A serpente e a água

Olhava a água como quem vê miragens. 

Por dias corria quieta como pastagem silenciosa. Mas nos dias de brumas a água se revolvia como se possuída por força misteriosa e adquiria uma potência ruidosa. Rugia. Fervia. 

Hoje era dia do meio. Daqueles nem para lá, nem para cá. Aquela calmaria que entremeia o furacão. O olho.

Sabia que vinha. Dava para sentir pelo cheiro que tempos danosos se acercavam. Eles nunca vinham sem aviso. 

Mister saber reconhecer os sinais. Um pássaro que voou gritante. Uma folha de mirtilo nascida em carvalho. Um olhar de reconhecimento no meio do nada. 

A água formando redemoinhos em dia sem vento. Miragens todas. Mas o arrepio de cadela uivante não é miragem. O cheiro da serpente também não. 

A inhaca. O sibilo. O rastejar gosmento  de hipocrisias tantas que juntas parecem formar um promontório de santos crucificados.  

E a água. 

A água prometendo respostas. A água chamando para dentro. A água que limpa. Que renova. Que purifica.

A água e suas voragens.

O vento zunindo. As cascas da naja no chão. O bote inteiro se preparando. E ela calma. Faquir. Sem sentir. Sem lutar. Sem ganir.

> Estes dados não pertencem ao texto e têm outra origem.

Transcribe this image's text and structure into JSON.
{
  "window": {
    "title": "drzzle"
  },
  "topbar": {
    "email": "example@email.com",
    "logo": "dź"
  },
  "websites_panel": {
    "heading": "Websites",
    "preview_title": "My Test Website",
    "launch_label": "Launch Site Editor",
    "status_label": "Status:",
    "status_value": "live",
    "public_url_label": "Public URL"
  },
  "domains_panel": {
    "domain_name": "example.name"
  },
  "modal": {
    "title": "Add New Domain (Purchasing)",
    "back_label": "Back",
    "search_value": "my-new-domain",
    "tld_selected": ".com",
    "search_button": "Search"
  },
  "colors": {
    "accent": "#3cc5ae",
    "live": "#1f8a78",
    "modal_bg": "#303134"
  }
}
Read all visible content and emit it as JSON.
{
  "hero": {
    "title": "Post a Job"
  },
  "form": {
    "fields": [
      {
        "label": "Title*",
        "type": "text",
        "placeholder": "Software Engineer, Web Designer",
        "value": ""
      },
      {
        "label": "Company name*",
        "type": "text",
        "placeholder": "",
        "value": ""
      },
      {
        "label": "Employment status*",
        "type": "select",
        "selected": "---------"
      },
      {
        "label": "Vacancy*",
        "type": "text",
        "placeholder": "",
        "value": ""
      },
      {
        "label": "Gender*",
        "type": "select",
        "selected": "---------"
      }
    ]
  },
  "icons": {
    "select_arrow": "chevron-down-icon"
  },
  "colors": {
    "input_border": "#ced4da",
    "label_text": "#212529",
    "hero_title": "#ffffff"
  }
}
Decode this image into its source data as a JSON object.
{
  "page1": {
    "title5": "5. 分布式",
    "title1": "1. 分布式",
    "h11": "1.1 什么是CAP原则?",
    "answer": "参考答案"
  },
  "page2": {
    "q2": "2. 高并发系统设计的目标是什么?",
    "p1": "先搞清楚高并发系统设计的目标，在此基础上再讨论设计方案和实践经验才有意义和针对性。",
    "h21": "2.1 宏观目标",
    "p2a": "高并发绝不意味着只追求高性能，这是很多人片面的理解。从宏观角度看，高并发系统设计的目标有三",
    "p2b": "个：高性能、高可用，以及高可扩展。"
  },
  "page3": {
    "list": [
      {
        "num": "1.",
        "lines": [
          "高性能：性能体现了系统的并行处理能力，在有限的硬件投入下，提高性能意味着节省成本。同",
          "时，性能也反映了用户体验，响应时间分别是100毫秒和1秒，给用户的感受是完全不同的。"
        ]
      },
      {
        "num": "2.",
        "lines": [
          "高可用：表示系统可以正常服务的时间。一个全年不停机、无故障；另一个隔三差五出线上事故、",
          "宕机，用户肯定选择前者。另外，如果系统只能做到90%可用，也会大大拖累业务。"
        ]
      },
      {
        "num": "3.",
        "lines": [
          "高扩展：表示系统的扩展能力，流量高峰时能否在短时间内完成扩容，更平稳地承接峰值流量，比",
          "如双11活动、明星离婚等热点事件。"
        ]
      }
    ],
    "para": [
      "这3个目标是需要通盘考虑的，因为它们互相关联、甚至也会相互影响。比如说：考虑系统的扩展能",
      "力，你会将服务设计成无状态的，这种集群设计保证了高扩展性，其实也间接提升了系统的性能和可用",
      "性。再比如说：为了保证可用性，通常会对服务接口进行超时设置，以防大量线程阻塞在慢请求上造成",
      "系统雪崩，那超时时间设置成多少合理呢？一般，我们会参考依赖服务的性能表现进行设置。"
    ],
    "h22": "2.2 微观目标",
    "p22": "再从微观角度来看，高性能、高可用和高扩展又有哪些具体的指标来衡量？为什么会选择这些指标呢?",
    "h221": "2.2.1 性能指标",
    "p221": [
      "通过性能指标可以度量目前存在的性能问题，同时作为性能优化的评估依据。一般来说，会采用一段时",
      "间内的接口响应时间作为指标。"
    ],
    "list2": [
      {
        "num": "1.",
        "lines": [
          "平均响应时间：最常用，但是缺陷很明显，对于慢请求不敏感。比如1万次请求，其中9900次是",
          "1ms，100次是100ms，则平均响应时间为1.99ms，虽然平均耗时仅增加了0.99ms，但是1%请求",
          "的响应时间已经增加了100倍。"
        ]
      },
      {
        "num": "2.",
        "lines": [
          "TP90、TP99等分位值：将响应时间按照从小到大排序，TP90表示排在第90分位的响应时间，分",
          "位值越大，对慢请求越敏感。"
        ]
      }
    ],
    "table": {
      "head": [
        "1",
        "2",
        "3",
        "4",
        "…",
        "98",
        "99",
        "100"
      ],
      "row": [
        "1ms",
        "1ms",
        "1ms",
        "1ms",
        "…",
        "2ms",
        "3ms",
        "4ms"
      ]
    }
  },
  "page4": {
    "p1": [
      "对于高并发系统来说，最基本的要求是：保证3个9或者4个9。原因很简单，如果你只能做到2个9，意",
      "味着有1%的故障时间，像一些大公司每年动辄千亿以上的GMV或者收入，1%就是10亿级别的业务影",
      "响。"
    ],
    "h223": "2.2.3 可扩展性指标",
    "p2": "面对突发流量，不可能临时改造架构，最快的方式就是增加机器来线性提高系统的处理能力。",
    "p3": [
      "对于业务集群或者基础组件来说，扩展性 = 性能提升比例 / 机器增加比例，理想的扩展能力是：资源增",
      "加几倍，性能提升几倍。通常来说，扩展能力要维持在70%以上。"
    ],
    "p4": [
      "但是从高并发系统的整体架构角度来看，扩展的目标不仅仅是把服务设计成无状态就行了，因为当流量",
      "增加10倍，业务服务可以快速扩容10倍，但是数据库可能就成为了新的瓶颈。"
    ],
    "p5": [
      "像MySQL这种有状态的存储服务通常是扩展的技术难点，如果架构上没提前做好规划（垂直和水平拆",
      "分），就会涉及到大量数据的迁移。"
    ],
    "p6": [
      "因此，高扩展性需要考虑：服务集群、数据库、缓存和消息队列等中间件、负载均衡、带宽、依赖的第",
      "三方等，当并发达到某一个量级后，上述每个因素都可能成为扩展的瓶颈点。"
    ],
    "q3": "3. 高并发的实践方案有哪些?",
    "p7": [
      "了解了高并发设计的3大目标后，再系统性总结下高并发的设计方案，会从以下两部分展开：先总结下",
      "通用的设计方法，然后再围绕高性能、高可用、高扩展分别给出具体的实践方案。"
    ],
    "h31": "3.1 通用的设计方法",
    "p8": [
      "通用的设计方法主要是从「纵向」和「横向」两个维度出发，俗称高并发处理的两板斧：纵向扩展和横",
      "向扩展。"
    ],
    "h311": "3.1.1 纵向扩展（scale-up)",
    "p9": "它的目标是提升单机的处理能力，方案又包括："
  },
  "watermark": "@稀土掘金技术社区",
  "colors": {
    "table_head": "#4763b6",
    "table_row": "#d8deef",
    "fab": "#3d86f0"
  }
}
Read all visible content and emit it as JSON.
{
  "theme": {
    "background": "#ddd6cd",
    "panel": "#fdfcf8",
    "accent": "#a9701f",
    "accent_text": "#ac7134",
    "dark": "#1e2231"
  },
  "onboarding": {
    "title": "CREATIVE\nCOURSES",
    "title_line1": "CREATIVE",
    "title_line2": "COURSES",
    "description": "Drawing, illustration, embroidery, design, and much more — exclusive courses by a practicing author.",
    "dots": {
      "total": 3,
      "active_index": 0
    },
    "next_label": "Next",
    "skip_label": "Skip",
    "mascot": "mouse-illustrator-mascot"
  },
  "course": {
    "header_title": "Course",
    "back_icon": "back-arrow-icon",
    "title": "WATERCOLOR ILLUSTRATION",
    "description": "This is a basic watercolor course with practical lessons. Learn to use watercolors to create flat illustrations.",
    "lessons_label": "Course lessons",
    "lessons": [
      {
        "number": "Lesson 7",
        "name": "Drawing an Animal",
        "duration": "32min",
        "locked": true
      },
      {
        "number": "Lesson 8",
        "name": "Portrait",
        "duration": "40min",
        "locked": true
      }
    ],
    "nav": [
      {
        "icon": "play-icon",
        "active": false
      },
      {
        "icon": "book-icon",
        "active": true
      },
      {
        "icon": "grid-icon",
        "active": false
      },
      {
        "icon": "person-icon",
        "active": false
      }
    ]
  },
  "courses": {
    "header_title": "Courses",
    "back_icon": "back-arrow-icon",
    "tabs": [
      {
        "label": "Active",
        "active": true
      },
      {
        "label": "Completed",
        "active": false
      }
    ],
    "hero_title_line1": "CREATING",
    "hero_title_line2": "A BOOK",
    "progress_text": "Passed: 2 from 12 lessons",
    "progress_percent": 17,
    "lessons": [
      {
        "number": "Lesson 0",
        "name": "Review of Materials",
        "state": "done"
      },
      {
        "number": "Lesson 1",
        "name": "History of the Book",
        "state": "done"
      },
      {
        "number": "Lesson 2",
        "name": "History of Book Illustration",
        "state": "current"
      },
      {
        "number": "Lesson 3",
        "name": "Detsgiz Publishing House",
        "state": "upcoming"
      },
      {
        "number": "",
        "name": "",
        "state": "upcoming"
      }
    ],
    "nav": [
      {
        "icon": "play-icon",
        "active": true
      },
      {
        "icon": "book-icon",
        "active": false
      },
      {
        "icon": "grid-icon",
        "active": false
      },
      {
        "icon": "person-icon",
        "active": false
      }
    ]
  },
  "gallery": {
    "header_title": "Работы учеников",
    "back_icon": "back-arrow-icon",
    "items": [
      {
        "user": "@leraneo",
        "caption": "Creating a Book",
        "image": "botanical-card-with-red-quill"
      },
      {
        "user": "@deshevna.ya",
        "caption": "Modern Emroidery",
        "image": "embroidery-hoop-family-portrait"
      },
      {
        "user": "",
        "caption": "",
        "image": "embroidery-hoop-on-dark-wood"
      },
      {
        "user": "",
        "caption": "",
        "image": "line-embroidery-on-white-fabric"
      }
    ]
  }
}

O medo se vence de dentro. Uma vez vira como se ataca uma serpente em bote. Dois cães. Um de cada lado. Postados a uma distância segura e latindo. Fazendo tanto barulho que a bicha em pé no seu corpo sem patas tentava bicar, mas sem sucesso. E os cachorros ganindo, ganindo, ganindo. A uma distância sempre segura. E a bicha fugindo. 

Olhava a água como quem vê milagres. 

Em cada ciclo da natureza se encerra sua sina. Vencer ou vencer. Morrer jamais.